AliCloud’s investment will focus particularly on big data analysis and machine learning, the company said in a statement Wednesday.
The move comes as AliCloud, FKA Aliyun, looks to compete with Western competitors such as Amazon in cloud and web services.
Platform
AliCloud wants to make big data services more accessible in China, and is launching a new platform for enterprises to use computing services in the country. The ‘Big Data Platform’ will reportedly go live with 20 initial services.
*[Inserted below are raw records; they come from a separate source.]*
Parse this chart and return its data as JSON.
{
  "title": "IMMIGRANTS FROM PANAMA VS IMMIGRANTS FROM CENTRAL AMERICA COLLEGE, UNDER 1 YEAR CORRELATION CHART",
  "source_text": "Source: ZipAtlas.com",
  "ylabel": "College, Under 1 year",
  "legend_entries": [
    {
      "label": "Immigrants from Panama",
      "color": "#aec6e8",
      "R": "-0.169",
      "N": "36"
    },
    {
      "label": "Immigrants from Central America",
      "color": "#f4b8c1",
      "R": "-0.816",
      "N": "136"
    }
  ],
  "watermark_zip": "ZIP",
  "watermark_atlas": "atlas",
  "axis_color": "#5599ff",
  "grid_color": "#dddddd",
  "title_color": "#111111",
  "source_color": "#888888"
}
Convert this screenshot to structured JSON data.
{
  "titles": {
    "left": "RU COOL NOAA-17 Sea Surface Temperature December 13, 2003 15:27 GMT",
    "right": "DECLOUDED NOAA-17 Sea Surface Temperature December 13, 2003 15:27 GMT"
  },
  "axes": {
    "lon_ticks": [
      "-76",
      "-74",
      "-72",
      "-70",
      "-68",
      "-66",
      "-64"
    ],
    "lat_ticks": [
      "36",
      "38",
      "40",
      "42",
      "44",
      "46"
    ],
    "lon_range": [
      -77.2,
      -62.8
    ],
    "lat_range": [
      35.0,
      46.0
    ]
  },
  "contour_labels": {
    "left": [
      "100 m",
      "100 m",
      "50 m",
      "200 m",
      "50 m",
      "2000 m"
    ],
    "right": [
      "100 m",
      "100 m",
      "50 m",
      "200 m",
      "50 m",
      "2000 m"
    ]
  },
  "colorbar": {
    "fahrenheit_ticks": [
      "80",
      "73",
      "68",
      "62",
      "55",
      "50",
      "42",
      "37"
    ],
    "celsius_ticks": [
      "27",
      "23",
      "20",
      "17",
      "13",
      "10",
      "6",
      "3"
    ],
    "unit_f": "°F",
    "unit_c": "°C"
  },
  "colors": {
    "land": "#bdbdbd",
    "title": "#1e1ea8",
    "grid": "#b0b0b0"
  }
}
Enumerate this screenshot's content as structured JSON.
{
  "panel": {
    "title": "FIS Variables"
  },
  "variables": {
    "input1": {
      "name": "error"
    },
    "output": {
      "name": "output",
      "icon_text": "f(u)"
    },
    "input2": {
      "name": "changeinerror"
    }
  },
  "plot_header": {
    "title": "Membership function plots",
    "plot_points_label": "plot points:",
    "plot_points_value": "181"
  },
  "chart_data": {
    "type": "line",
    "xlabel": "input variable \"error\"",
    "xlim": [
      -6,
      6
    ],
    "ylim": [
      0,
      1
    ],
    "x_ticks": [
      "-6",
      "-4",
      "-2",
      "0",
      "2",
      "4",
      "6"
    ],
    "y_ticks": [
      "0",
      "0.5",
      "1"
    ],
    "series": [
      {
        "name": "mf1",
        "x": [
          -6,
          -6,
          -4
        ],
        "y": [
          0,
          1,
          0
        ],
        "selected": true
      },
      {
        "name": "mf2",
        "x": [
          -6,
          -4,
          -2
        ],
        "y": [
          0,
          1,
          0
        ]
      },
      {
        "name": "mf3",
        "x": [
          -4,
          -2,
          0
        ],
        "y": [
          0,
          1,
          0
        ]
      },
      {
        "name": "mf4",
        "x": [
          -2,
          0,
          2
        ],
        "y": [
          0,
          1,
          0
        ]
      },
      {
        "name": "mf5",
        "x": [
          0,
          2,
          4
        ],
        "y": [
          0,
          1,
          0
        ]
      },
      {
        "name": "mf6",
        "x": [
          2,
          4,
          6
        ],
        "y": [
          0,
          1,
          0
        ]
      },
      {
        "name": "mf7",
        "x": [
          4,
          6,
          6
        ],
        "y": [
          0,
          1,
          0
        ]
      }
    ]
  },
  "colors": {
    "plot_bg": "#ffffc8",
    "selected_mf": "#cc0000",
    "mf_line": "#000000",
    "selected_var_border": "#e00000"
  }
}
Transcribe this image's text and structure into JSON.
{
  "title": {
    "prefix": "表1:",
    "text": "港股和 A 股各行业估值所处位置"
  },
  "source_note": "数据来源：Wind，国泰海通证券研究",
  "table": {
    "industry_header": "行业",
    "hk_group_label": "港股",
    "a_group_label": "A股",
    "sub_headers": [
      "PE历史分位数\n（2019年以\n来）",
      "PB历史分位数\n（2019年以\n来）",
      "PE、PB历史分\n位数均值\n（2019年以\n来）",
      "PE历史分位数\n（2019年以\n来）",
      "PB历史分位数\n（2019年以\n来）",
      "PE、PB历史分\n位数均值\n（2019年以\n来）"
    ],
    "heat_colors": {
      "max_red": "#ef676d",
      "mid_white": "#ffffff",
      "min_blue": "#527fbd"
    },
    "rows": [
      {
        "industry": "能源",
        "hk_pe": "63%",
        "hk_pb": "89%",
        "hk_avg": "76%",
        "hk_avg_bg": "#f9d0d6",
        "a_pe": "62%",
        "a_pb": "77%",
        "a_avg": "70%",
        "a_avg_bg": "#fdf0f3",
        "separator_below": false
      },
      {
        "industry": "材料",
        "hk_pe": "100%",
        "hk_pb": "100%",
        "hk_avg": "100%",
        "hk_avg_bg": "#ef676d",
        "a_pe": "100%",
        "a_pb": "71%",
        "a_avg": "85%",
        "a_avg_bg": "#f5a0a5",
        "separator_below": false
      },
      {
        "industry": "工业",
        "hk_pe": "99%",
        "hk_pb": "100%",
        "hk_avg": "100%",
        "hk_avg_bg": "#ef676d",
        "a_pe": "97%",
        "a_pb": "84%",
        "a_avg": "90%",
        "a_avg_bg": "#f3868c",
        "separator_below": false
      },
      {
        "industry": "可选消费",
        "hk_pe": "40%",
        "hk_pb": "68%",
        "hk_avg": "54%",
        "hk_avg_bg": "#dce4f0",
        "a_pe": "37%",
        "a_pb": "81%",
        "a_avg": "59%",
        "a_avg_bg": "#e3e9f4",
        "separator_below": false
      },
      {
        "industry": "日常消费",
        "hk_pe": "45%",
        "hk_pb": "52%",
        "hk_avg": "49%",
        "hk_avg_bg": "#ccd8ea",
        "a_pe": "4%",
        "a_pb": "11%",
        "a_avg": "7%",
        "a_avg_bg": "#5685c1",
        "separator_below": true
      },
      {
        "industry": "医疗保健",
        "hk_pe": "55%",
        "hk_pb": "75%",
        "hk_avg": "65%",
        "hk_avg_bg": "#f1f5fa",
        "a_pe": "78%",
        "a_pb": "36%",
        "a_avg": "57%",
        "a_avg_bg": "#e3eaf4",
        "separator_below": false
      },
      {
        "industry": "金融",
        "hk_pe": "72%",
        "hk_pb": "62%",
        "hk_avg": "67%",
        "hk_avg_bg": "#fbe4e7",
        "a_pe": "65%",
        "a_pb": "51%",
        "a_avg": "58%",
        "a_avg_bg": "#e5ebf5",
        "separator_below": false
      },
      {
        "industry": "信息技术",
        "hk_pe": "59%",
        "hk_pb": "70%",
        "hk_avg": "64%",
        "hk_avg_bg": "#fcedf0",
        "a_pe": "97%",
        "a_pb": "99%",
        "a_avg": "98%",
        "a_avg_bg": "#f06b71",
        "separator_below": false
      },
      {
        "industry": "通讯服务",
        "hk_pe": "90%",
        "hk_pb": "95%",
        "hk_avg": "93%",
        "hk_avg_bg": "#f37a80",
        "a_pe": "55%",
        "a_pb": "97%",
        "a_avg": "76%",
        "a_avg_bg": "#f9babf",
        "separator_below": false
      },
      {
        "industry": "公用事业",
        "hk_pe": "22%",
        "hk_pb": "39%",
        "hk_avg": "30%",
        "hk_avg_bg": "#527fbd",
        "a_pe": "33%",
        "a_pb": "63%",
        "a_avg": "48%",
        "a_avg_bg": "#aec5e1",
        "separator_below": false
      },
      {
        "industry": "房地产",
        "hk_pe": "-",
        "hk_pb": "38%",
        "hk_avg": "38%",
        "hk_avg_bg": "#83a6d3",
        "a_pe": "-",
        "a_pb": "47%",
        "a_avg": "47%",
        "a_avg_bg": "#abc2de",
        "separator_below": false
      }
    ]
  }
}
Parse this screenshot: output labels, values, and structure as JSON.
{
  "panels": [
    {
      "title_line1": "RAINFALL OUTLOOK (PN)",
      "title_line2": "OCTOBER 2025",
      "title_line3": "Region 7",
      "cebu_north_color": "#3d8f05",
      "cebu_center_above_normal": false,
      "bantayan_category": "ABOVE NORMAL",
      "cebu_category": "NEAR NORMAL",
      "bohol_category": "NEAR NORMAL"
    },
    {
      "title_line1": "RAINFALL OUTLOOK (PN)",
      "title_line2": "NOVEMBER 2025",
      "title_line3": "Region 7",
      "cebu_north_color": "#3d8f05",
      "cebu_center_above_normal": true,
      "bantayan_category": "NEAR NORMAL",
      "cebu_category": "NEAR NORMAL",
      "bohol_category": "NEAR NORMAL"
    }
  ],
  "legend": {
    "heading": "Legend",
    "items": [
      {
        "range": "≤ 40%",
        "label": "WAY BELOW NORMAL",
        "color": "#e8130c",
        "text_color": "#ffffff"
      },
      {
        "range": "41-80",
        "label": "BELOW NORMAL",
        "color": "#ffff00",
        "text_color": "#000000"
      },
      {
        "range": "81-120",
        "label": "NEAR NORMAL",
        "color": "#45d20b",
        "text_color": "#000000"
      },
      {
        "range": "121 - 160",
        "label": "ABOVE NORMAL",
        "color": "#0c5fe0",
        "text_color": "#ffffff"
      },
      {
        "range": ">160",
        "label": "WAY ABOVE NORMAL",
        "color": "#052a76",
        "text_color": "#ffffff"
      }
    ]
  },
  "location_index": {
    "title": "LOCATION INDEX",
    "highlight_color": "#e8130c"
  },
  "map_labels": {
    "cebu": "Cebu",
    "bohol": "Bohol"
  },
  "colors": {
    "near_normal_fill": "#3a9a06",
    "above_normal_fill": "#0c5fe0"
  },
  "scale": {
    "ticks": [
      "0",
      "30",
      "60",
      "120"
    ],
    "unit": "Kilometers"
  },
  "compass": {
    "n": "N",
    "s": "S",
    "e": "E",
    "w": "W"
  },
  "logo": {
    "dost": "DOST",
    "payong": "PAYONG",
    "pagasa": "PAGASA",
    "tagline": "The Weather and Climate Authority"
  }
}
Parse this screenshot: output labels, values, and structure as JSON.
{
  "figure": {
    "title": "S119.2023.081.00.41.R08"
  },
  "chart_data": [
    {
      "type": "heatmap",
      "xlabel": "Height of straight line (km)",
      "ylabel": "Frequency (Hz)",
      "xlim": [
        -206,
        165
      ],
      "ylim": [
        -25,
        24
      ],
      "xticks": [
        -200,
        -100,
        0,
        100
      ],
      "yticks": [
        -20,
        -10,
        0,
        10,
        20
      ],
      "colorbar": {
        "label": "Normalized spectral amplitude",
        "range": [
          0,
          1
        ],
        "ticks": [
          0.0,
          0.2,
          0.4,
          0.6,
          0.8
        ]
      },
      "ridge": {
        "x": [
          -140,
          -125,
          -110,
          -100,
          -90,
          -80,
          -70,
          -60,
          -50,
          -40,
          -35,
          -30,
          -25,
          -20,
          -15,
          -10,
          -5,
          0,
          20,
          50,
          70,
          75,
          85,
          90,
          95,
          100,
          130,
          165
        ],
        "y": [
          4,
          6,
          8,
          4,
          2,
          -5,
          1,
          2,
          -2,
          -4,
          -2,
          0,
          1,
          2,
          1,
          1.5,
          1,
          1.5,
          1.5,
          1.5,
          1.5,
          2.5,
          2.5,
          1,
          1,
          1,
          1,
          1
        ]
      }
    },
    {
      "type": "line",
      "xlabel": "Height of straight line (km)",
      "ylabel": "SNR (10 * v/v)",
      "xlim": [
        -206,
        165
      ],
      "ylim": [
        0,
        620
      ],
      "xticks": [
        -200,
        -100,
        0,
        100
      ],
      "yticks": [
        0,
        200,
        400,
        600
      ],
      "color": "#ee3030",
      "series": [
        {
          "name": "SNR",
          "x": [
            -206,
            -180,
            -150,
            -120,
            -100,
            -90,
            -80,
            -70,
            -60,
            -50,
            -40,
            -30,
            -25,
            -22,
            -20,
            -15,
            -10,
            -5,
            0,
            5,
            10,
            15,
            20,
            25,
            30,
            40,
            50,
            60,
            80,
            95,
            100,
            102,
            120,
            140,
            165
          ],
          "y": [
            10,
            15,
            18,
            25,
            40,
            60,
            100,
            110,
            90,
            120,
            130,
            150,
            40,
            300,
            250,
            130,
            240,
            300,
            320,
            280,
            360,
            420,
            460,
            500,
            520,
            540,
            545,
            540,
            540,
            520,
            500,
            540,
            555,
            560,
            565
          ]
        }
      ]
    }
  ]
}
Alibaba also plans to hire at least 1,000 developers to work on the project.
The news comes after AliCloud opened its second cloud data centre in Silicon Valley last October, adding to its eight other data centres around the world.
The plan, which was announced at a press conference in Shanghai, will see these services also dished out from AliCloud’s global data centres.
According to the South China Morning Post, which Alibaba bought last December, AliCloud president Simon Hu said: “The Big Data Platform fulfills our vision of sharing our vast data troves that will create immense value to our users.
“What we want to do at Alibaba is turn the data-processing capacity and data-security capabilities that we’ve accumulated over the last decade into a product, so that data becomes a resource and a service that we can provide our clients.”